The Augury is experienced as a virtual city in the sky, whose form and organisation creates a 1:1 map of Slave Island's urban future. Constructed from data sent directly from the residents and investors of Slave Island itself, 'The Augury' is a city of gold, whose coherence and clarity directly reflects public sentiment toward existing and proposed land, becoming an aspirational vision, a measure of land value, and an urban planning device. In this world, the markers required to map an Augmented Reality environment the city serve as totems of land ownership - the marker replaces a land deed. Owners of totems have the right to encode futures for plots of land into The Augury. The security of these futures is controlled by public opinion. Residents show positive or negative support for buildings in The Augury through text messages, with strong public support solidifying images in The Augury, and negative reactions fragmenting it - making The Augury a literal representation of the clarity of a land plot's future.

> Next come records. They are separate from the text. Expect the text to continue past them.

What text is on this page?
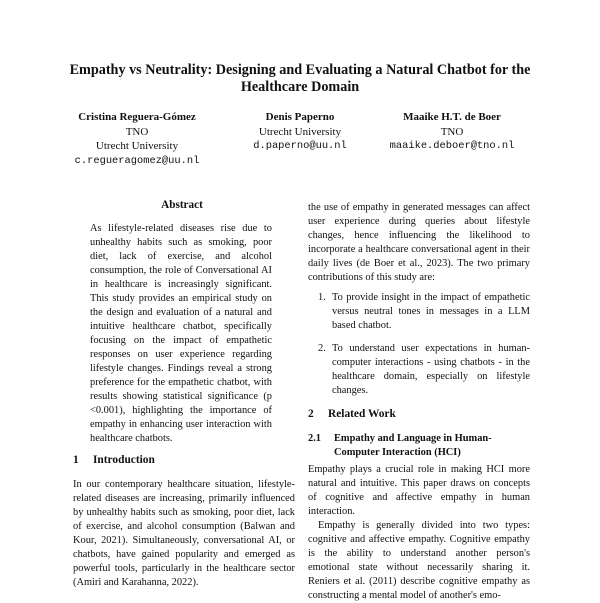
Empathy vs Neutrality: Designing and Evaluating a Natural Chatbot for the Healthcare Domain
Cristina Reguera-Gómez
TNO
Utrecht University
c.regueragomez@uu.nl
Denis Paperno
Utrecht University
d.paperno@uu.nl
Maaike H.T. de Boer
TNO
maaike.deboer@tno.nl
Abstract

As lifestyle-related diseases rise due to unhealthy habits such as smoking, poor diet, lack of exercise, and alcohol consumption, the role of Conversational AI in healthcare is increasingly significant. This study provides an empirical study on the design and evaluation of a natural and intuitive healthcare chatbot, specifically focusing on the impact of empathetic responses on user experience regarding lifestyle changes. Findings reveal a strong preference for the empathetic chatbot, with results showing statistical significance (p <0.001), highlighting the importance of empathy in enhancing user interaction with healthcare chatbots.

1 Introduction

In our contemporary healthcare situation, lifestyle-related diseases are increasing, primarily influenced by unhealthy habits such as smoking, poor diet, lack of exercise, and alcohol consumption (Balwan and Kour, 2021). Simultaneously, conversational AI, or chatbots, have gained popularity and emerged as powerful tools, particularly in the healthcare sector (Amiri and Karahanna, 2022).

the use of empathy in generated messages can affect user experience during queries about lifestyle changes, hence influencing the likelihood to incorporate a healthcare conversational agent in their daily lives (de Boer et al., 2023). The two primary contributions of this study are:

1. To provide insight in the impact of empathetic versus neutral tones in messages in a LLM based chatbot.
2. To understand user expectations in human-computer interactions - using chatbots - in the healthcare domain, especially on lifestyle changes.
2 Related Work
2.1	Empathy and Language in Human-Computer Interaction (HCI)

Empathy plays a crucial role in making HCI more natural and intuitive. This paper draws on concepts of cognitive and affective empathy in human interaction.

Empathy is generally divided into two types: cognitive and affective empathy. Cognitive empathy is the ability to understand another person's emotional state without necessarily sharing it. Reniers et al. (2011) describe cognitive empathy as constructing a mental model of another's emo-
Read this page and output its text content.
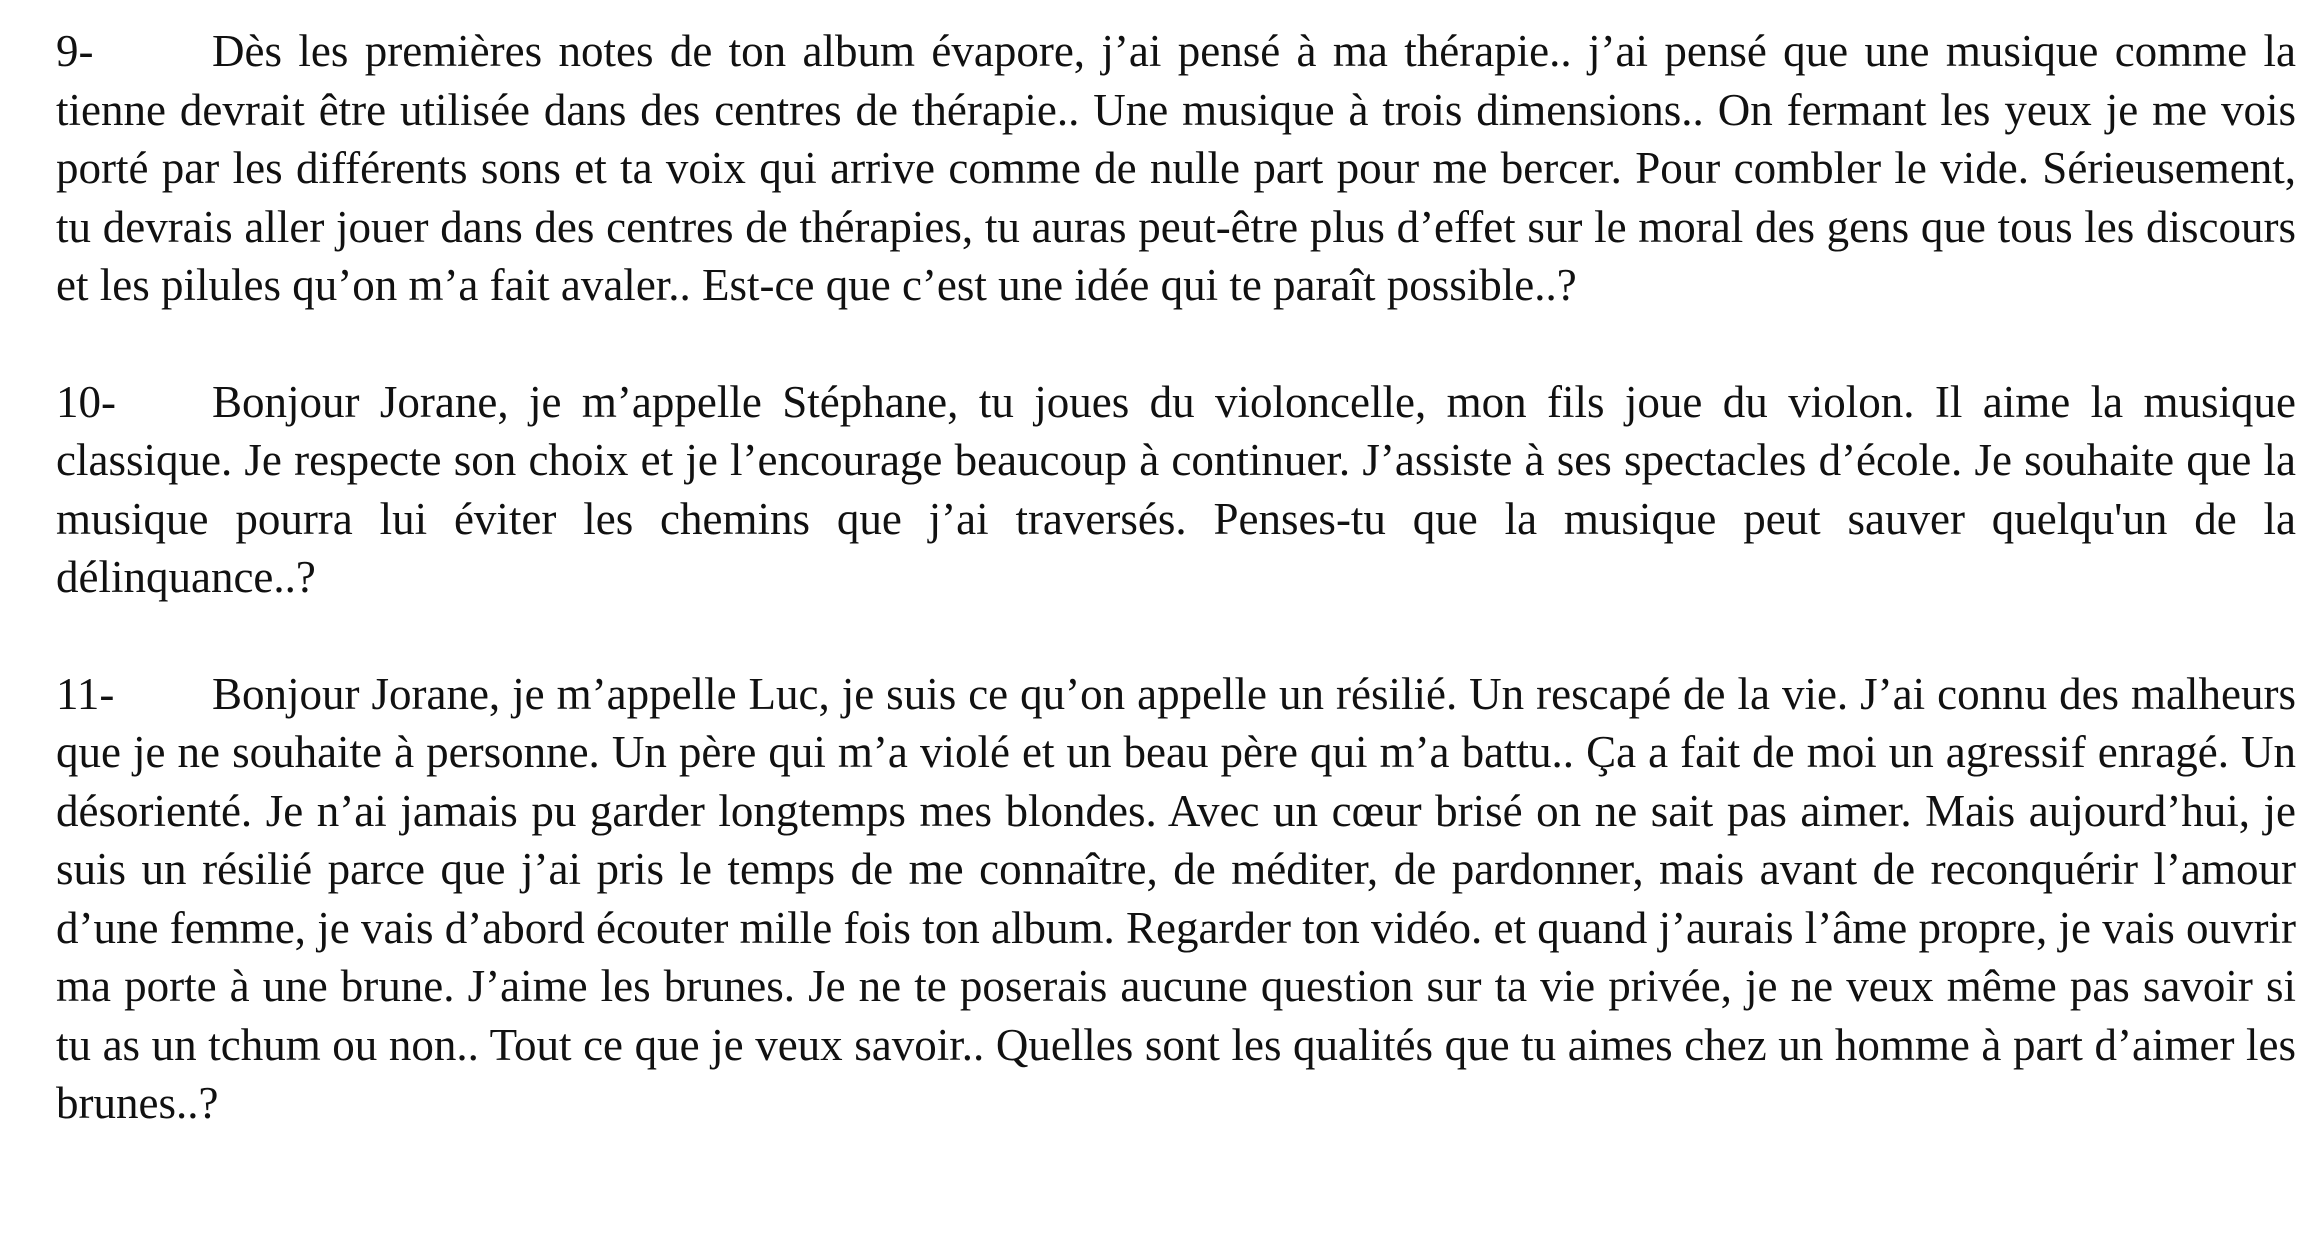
9-	Dès les premières notes de ton album évapore, j’ai pensé à ma thérapie.. j’ai pensé que une musique comme la tienne devrait être utilisée dans des centres de thérapie.. Une musique à trois dimensions.. On fermant les yeux je me vois porté par les différents sons et ta voix qui arrive comme de nulle part pour me bercer. Pour combler le vide. Sérieusement, tu devrais aller jouer dans des centres de thérapies, tu auras peut-être plus d’effet sur le moral des gens que tous les discours et les pilules qu’on m’a fait avaler.. Est-ce que c’est une idée qui te paraît possible..?

10- Bonjour Jorane, je m’appelle Stéphane, tu joues du violoncelle, mon fils joue du violon. Il aime la musique classique. Je respecte son choix et je l’encourage beaucoup à continuer. J’assiste à ses spectacles d’école. Je souhaite que la musique pourra lui éviter les chemins que j’ai traversés. Penses-tu que la musique peut sauver quelqu'un de la délinquance..?

11- Bonjour Jorane, je m’appelle Luc, je suis ce qu’on appelle un résilié. Un rescapé de la vie. J’ai connu des malheurs que je ne souhaite à personne. Un père qui m’a violé et un beau père qui m’a battu.. Ça a fait de moi un agressif enragé. Un désorienté. Je n’ai jamais pu garder longtemps mes blondes. Avec un cœur brisé on ne sait pas aimer. Mais aujourd’hui, je suis un résilié parce que j’ai pris le temps de me connaître, de méditer, de pardonner, mais avant de reconquérir l’amour d’une femme, je vais d’abord écouter mille fois ton album. Regarder ton vidéo. et quand j’aurais l’âme propre, je vais ouvrir ma porte à une brune. J’aime les brunes. Je ne te poserais aucune question sur ta vie privée, je ne veux même pas savoir si tu as un tchum ou non.. Tout ce que je veux savoir.. Quelles sont les qualités que tu aimes chez un homme à part d’aimer les brunes..?
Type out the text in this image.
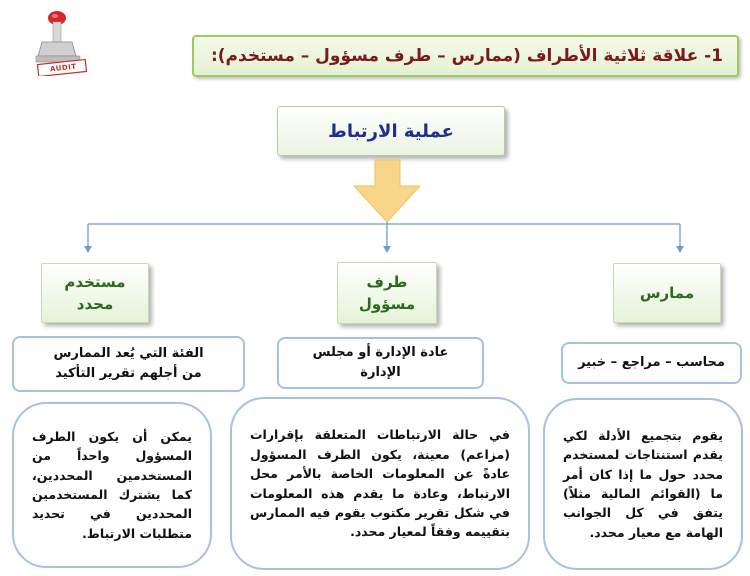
AUDIT
1- علاقة ثلاثية الأطراف (ممارس – طرف مسؤول – مستخدم):
عملية الارتباط
ممارس
طرف مسؤول
مستخدم محدد
محاسب – مراجع – خبير
عادة الإدارة أو مجلس الإدارة
الفئة التي يُعد الممارس من أجلهم تقرير التأكيد
يقوم بتجميع الأدلة لكي يقدم استنتاجات لمستخدم محدد حول ما إذا كان أمر ما (القوائم المالية مثلاً) يتفق في كل الجوانب الهامة مع معيار محدد.
في حالة الارتباطات المتعلقة بإقرارات (مزاعم) معينة، يكون الطرف المسؤول عادةً عن المعلومات الخاصة بالأمر محل الارتباط، وعادة ما يقدم هذه المعلومات في شكل تقرير مكتوب يقوم فيه الممارس بتقييمه وفقاً لمعيار محدد.
يمكن أن يكون الطرف المسؤول واحداً من المستخدمين المحددين، كما يشترك المستخدمين المحددين في تحديد متطلبات الارتباط.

At the centre of this society is a Watchtower. It is aspirational and foreboding, referencing both the limitless potentials of this digital city, but also constantly reminding us of the culture of self-surveillance it unconsciously imposes. In a market under the Watchtower totems are negotiated for and traded. Future Surveyors mediate between all the contesting parties vying for a piece of Slave Island's increasingly valuable future. This is a world where anyone with a mobile phone can be an Augur - a visible component of a collective consciousness mediating between society, technology and mythology.